Najważniejsza jest jednak sprawa Trybunału Konstytucyjnego, a przynajmniej na to wskazuje wypowiedź marszałka Senatu Stanisława Karczewskiego dla „Sygnałów Dnia”. Zgodnie z głośną wypowiedzią Jarosława Kaczyńskiego PiS zwyczajnie traktuje niekorzystne dla siebie orzeczenia TK jako nieistniejące. Zamierza również opracować kolejną ustawę w tej sprawie (ostatnia weszła w życie we wtorek), opartą na wskazaniach zespołu ekspertów ds. TK powołanego po tym, gdy swoje zalecenia w sprawie konfliktu wokół trybunału przedstawiła Komisja Wenecka. W nowym prawie może znaleźć się zapis, iż wybór sędziego trybunału dokonywany ma być większością 3/5 głosów. Zespół powołany przez PiS twierdzi również, że prezes TK nie ma prawa nie dopuszczać do orzekania sędziów wybranych przez obecny Sejm.
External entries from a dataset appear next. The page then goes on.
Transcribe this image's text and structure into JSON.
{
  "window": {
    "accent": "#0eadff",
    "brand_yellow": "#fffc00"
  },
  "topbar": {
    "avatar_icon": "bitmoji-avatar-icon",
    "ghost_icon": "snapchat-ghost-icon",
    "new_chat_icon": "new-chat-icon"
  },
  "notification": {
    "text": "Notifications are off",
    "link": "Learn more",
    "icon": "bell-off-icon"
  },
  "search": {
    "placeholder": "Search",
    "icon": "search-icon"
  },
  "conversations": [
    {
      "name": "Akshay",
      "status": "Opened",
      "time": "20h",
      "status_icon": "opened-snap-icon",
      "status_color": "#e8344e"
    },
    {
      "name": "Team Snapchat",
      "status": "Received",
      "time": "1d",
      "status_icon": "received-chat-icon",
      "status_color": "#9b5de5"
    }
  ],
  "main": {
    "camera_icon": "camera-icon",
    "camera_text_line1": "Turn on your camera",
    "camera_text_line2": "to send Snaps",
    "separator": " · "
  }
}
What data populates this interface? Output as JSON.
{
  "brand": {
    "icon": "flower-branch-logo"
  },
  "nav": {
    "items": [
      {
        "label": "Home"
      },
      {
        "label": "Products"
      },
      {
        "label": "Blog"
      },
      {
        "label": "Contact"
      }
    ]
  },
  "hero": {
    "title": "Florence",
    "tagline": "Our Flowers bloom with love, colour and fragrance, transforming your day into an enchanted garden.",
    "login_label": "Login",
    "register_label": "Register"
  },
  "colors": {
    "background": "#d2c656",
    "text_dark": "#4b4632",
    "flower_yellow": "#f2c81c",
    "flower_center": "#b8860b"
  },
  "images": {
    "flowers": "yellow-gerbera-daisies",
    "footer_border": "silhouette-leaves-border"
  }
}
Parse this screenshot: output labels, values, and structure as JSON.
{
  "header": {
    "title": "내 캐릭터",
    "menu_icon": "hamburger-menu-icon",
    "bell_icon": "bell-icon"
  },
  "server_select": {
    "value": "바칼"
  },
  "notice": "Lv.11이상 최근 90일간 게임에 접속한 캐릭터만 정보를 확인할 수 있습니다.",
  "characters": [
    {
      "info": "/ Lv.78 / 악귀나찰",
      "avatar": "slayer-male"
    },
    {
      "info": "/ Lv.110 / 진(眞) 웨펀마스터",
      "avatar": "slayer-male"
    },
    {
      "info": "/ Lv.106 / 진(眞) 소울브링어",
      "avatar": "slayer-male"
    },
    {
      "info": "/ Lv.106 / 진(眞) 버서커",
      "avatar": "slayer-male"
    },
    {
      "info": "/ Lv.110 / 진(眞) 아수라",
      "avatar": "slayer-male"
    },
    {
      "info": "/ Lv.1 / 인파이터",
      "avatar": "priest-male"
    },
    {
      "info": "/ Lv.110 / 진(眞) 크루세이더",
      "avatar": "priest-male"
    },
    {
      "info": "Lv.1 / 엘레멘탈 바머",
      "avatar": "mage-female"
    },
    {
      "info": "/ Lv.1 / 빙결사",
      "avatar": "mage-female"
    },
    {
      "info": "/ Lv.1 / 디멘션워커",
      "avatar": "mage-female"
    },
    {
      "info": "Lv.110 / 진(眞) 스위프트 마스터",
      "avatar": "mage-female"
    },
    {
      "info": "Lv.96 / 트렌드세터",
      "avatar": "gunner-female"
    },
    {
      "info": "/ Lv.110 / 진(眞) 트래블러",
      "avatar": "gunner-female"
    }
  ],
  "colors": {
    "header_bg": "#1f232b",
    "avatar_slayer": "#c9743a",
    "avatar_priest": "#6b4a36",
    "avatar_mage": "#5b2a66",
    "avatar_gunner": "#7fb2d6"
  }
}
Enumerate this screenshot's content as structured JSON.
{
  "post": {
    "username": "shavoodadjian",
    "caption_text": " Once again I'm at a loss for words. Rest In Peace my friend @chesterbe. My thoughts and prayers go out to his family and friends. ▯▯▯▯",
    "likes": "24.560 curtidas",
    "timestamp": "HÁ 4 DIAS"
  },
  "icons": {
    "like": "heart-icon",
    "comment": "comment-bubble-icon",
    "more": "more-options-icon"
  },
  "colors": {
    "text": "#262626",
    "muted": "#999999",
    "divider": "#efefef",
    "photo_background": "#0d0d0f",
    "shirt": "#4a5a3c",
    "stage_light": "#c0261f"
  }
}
Istotne będzie również obniżenie lub nawet skasowanie uposażeń sędziów po ich przejściu w stan spoczynku.
Jest praktycznie pewne, że nowa ustawa nie zakończy sporów wokół TK. Przypomnijmy, że uznał on za sprzeczne z ustawą zasadniczą wszystkie dotychczasowe ustawy opracowane przez PiS dotyczące działania Trybunału właśnie. W ostatnim akcie prawnym, badanym na wniosek RPO oraz trzech partii opozycyjnych, doszukał się kilkunastu niekonstytucyjnych zapisów. Rząd uznał jednak, że orzeczenie TK w tej sprawie nie było wyrokiem.